It doesn’t take a rocket scientist to figure that “one size fits all” health care is a ridiculous notion. The differences in health care required for males and females, children and adults and every age and condition in between are innumerable.
Yet, for some reason, proponents for ObamaCare are determined to jam every American into the same uncomfortable box––while at the same time completely ignoring what works best for each individual’s financial bracket.
Obamacare destroys the logic [of the current system] by mandating coverage of an array of required services, such as abortion funding, which forces up costs for everyone. The new law forbids insurance companies from fully differentiating among buyers based on their health. When one size must fit all, the fit is not likely to be comfortable for anyone. The young and healthy subsidize the older folks, who have greater health risks. The young and healthy may be cheerful about paying more than they should, but this burden will fall heaviest on the poor.
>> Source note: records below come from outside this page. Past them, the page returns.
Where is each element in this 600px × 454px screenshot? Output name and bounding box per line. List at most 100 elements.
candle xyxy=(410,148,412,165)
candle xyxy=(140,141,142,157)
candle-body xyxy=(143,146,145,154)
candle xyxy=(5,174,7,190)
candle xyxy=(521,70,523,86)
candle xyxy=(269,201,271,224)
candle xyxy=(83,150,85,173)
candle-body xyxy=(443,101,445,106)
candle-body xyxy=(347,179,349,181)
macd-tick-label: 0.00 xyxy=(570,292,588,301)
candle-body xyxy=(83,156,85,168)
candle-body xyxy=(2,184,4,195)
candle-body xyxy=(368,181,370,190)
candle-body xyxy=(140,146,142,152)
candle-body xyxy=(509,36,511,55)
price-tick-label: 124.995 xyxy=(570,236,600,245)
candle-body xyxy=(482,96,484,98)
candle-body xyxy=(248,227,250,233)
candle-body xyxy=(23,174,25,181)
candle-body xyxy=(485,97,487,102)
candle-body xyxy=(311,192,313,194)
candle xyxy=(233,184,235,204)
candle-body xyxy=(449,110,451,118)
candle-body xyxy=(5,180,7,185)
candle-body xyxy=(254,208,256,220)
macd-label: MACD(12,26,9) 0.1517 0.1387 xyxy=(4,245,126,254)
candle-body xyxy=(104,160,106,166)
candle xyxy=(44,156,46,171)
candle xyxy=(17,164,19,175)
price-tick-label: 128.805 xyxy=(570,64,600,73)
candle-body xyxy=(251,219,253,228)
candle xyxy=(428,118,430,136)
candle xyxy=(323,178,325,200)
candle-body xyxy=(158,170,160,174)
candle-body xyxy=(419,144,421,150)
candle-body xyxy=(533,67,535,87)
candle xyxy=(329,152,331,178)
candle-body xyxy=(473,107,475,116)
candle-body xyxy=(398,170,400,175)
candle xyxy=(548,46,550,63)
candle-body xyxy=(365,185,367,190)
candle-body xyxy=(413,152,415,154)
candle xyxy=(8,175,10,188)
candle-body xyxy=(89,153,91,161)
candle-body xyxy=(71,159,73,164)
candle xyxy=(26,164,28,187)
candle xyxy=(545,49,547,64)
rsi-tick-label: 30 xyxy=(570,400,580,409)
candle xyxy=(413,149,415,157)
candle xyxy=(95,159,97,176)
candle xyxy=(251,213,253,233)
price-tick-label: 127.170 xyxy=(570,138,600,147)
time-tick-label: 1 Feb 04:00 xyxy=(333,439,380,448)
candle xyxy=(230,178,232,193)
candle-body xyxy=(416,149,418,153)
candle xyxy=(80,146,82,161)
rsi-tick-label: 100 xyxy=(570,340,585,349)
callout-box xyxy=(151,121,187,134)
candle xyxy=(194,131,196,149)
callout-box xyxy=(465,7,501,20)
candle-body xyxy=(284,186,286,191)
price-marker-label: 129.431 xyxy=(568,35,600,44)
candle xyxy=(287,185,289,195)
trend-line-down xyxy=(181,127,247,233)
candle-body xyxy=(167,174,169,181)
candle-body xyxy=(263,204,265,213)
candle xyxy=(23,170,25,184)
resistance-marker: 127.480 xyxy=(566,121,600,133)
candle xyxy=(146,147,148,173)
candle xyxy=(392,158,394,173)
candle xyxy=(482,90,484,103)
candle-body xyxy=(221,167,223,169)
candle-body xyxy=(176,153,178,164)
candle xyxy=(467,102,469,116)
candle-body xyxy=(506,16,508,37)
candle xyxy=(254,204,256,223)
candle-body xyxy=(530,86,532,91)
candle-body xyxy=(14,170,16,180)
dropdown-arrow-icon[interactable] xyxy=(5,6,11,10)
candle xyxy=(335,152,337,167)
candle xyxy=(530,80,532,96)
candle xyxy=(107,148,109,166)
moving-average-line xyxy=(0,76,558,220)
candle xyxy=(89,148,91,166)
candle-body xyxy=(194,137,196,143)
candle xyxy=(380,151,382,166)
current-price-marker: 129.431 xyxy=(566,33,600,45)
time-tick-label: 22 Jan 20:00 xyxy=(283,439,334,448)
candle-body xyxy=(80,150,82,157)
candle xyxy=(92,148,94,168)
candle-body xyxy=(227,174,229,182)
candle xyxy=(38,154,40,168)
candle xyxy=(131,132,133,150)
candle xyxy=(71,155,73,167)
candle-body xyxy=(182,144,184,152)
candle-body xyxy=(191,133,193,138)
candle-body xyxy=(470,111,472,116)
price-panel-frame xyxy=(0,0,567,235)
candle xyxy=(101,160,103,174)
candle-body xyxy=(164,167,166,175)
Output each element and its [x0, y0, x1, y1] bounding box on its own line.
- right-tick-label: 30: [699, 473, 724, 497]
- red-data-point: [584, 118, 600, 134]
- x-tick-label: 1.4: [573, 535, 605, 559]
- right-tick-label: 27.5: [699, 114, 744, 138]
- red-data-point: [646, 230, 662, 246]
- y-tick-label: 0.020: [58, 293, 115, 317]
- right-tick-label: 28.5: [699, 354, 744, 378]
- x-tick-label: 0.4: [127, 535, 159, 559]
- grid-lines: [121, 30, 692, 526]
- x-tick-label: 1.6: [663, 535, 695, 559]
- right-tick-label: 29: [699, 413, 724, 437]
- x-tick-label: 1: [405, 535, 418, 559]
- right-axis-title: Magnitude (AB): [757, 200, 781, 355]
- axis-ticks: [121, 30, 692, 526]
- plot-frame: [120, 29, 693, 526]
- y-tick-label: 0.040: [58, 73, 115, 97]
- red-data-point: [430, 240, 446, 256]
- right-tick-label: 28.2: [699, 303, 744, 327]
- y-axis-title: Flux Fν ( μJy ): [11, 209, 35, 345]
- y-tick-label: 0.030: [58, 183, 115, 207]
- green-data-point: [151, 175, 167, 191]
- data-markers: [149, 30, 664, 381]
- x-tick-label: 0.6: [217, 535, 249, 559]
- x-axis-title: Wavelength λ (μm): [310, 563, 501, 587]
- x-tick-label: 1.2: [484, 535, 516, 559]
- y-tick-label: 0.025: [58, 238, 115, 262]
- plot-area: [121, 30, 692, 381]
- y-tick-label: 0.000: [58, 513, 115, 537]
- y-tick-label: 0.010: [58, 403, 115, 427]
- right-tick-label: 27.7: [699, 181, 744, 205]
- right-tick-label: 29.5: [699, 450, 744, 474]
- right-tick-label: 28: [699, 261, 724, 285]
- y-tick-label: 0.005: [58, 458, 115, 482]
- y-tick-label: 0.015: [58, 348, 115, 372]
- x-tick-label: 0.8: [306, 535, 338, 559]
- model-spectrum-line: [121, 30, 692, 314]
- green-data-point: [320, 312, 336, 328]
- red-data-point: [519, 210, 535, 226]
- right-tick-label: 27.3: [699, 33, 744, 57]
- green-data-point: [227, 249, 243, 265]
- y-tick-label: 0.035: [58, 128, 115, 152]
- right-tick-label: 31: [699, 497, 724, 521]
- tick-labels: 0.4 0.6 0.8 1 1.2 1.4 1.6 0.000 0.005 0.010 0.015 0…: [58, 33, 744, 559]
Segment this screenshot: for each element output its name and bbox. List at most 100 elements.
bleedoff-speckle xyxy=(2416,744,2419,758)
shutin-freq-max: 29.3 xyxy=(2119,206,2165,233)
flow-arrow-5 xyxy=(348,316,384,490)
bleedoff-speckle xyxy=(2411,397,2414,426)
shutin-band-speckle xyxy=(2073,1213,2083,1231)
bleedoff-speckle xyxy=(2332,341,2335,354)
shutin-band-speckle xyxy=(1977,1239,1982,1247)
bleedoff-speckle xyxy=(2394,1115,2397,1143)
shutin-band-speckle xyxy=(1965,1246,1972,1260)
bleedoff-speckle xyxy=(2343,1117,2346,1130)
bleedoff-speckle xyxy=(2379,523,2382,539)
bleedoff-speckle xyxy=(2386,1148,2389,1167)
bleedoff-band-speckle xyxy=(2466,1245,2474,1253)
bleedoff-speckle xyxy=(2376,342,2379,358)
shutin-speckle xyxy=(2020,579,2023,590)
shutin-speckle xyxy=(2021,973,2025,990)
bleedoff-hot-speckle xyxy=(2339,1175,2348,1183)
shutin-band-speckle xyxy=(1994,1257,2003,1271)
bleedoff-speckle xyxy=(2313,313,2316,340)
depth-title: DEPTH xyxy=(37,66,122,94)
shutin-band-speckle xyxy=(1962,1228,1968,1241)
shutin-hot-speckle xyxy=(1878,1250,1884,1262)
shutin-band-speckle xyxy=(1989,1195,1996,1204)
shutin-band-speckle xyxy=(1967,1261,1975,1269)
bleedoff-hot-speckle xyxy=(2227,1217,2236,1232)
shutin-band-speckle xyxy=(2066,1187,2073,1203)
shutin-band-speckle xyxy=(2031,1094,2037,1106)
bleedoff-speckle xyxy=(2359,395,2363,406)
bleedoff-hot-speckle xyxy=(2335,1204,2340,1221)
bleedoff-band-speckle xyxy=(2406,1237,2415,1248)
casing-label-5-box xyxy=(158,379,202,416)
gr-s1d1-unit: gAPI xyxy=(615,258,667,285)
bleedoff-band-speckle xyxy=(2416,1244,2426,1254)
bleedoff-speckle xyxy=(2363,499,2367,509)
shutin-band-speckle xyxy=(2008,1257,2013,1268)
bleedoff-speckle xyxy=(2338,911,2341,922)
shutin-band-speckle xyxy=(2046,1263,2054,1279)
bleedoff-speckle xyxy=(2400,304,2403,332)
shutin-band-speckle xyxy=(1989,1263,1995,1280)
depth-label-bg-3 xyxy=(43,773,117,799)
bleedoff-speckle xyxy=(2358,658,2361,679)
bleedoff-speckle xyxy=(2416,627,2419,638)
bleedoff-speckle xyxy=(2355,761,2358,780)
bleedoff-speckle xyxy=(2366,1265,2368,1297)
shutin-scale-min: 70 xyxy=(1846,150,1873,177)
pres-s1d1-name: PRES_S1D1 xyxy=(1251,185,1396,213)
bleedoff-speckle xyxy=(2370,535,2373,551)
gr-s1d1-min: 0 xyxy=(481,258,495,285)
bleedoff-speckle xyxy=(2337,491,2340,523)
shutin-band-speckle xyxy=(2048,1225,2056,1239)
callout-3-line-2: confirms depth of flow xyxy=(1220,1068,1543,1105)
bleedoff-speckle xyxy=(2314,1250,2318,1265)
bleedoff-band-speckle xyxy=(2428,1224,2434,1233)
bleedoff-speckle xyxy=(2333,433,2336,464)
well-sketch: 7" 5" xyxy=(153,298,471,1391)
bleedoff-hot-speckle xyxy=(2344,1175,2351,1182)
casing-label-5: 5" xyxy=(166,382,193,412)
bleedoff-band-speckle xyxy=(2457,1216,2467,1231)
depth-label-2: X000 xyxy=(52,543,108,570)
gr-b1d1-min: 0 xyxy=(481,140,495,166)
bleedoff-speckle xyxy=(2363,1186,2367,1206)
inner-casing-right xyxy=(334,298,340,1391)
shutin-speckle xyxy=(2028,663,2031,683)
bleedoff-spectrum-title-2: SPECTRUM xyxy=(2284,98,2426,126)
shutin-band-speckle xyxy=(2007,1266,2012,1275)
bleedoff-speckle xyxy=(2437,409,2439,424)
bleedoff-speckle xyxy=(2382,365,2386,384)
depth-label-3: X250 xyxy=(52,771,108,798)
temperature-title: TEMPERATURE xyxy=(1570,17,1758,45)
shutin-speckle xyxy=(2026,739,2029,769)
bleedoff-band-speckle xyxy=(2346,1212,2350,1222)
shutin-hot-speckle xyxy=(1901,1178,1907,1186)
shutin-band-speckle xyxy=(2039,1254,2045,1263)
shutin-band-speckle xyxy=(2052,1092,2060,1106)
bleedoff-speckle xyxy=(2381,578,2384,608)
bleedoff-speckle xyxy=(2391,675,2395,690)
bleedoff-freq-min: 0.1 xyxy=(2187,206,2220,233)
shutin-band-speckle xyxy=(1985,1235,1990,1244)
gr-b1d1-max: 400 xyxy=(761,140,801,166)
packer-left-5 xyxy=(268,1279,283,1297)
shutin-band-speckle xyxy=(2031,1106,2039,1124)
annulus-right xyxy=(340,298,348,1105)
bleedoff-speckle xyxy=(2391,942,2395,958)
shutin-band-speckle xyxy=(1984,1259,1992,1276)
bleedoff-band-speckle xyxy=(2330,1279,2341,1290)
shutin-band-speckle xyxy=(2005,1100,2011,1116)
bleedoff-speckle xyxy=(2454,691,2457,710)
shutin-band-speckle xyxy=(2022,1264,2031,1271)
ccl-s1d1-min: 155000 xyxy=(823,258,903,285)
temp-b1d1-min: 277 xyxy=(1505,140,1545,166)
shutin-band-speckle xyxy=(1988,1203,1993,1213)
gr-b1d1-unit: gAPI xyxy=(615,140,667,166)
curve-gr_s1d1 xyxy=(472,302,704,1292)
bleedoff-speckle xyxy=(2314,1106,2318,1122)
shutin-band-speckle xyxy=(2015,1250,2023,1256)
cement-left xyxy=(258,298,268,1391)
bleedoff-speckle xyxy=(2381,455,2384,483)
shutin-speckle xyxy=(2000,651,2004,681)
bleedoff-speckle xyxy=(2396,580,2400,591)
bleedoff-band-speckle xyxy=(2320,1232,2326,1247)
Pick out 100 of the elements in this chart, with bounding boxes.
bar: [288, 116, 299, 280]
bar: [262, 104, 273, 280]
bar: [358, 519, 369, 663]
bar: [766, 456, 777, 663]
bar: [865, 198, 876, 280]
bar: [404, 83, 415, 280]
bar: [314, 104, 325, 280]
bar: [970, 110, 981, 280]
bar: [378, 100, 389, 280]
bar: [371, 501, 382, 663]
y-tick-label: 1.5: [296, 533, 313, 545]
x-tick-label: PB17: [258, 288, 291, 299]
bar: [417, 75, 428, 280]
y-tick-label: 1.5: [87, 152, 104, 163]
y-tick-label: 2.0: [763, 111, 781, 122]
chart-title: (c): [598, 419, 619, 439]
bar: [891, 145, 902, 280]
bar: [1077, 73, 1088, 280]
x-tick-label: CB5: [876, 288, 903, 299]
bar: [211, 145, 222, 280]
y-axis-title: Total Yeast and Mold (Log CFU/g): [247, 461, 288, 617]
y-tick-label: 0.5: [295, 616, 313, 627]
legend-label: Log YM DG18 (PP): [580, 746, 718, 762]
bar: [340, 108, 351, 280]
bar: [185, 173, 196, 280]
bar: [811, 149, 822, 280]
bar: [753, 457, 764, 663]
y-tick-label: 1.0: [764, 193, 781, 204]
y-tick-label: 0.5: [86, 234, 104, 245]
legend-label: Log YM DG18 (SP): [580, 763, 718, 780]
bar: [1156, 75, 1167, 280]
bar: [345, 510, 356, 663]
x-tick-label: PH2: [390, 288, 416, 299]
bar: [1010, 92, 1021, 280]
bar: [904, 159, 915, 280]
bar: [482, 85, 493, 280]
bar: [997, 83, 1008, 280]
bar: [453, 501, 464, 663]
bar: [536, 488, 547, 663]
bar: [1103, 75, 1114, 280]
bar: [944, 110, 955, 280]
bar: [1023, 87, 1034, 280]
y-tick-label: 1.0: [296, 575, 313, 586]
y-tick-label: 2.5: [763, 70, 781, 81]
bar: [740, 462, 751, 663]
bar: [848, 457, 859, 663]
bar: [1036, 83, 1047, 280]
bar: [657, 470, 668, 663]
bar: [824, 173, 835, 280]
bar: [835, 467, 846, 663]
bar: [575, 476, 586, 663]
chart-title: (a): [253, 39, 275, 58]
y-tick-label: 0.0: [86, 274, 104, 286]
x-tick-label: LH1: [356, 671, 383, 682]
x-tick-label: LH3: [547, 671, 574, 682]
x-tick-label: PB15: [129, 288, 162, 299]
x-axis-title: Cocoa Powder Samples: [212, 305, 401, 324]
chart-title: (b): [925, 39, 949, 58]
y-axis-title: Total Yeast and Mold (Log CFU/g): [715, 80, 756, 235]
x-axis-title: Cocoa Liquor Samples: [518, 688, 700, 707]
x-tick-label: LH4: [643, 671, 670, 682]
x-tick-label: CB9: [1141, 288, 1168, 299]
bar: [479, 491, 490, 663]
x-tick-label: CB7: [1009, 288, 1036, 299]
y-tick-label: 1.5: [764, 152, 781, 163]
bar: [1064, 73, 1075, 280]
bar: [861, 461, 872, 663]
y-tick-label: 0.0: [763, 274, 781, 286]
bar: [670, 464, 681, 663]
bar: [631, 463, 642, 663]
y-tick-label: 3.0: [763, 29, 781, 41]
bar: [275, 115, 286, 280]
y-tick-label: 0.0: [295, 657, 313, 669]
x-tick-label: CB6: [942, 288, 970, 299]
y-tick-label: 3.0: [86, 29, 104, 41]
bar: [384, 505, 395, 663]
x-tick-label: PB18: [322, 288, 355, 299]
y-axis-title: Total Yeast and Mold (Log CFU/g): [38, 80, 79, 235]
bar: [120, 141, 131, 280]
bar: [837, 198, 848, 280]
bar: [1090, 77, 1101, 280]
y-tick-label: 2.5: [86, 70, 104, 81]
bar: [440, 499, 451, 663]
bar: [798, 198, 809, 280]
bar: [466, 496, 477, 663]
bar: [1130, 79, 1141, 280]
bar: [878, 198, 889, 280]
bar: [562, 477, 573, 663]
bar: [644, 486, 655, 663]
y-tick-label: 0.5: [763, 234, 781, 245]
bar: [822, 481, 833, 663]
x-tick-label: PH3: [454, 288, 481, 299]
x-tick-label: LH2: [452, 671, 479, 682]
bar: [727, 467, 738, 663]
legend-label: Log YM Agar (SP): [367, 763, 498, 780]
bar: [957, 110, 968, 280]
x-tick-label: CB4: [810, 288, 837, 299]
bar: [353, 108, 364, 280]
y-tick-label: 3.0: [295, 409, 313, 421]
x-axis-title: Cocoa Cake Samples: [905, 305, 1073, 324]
By the averages, young men just starting out in life will work and earn slightly above 183 percent of the federal poverty level. They aren’t eligible for expanded Medicaid or subsidies in the insurance exchanges. In California, a 26-year-old man could make as little as $21,000 and not qualify for any subsidies, yet pay a 90 percent increase in health insurance premiums. His dilemma is deciding between purchasing an unaffordable insurance policy or paying the individual-mandate penalty while remaining uninsured. Obamacare will do him no favors.
Does the plight of this 26-year-old man sound familiar? In today’s job market, there are more than just a few who can relate.
Furthermore, it’s starting to come to light that ObamaCare will restrict the amount of access its users have to needed health care. As reported in the Washington Examiner:
One of the chief ways that Obamacare seeks to expand insurance starting next year is by setting up government-run insurance exchanges in all 50 states on which private insurers will be able to sell government-designed insurance policies to individuals receiving government subsidies. Several weeks ago, there was a raging debate when California announced details on the plans to be offered on its state exchange. [...] One of the largest insurers in the state, Blue Shield of California, “said its exchange customers will be restricted to 36% of its regular physician network statewide.”
The other major way that Obamacare expands coverage is by making millions more Americans eligible for Medicaid, the joint state/federal health insurance program for those with low-incomes. The problem is that Medicaid pays doctors significantly less than private insurance companies, and as things stand, an increasing number of doctors are refusing to see Medicaid patients. According to a 2012 survey by Jackson Healthcare, 58 percent of general physicians, or internists, say they cannot take on new Medicaid patients — and this is before next year’s expansion.
The closer it comes to launching this flawed system, the more and more obvious it’s becoming that it’s just not going to work.
We don’t have one-size-fits-all policies for our cars. So why should we for our bodies?